The accuracy of structure-based prediction methods is usually higher, but they can't be used in high throughput annotation, as it requires the high-resolution 3D structure of the query sequence. Until now, many computational methods have been proposed for identifying DNA-binding protein from their amino acid sequences directly. There are four different categories of protein sequence features and three kinds of sequence encoding methods have been proposed [31,39-41]. The four categories of features are composition information, structural and functional information, physicochemical properties and evolutionary information and the three kinds of coding methods are overall composition-transition-distribution called OCTD (Global method), autocross-covariance (ACC) transformation (Nonlocal method) and split amino acid (SAA) Transformation (Local method). A comprehensive survey of these methods can be found in related research work [42-44]. However, most of the present encoding methods provided limited information to explain the mechanisms of DNA-protein interactions. It is desirable to explore a novel encoding method that can reveal the binding mechanism of DNA-proteins interactions.

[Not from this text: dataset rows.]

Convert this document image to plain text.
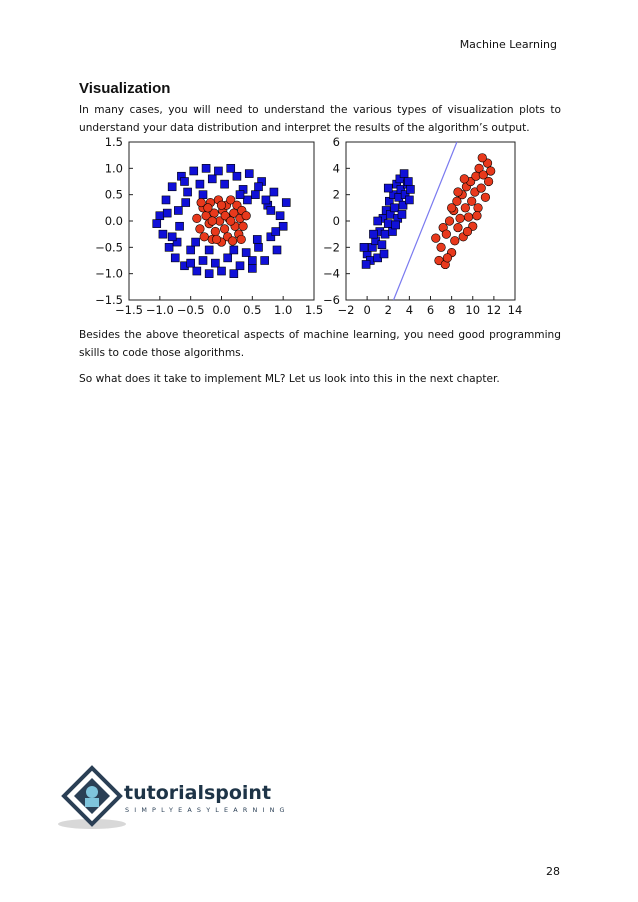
Machine Learning
Visualization

In many cases, you will need to understand the various types of visualization plots to understand your data distribution and interpret the results of the algorithm’s output.

−1.5 −1.0 −0.5 0.0 0.5 1.0 1.5
1.5
1.0
0.5
0.0
−0.5
−1.0
−1.5
−2 0 2 4 6 8 10 12 14
6
4
2
0
−2
−4
−6

Besides the above theoretical aspects of machine learning, you need good programming skills to code those algorithms.

So what does it take to implement ML? Let us look into this in the next chapter.

tutorialspoint
SIMPLYEASYLEARNING
28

In the current study, to further advance the prediction accuracy and understand the binding mechanism of DNA-protein interaction, we presented here a novel encoding method called PSSM distance transformation (PSSM-DT) to transform the PSSM profiles of query sequences into uniform numeric representations. Then we constructed a DNA-binding protein identification method SVM-PSSM-DT by combining the PSSM-DT with SVM. The benchmark test and independent test showed that PSSM-DT is a promising protein encoding method.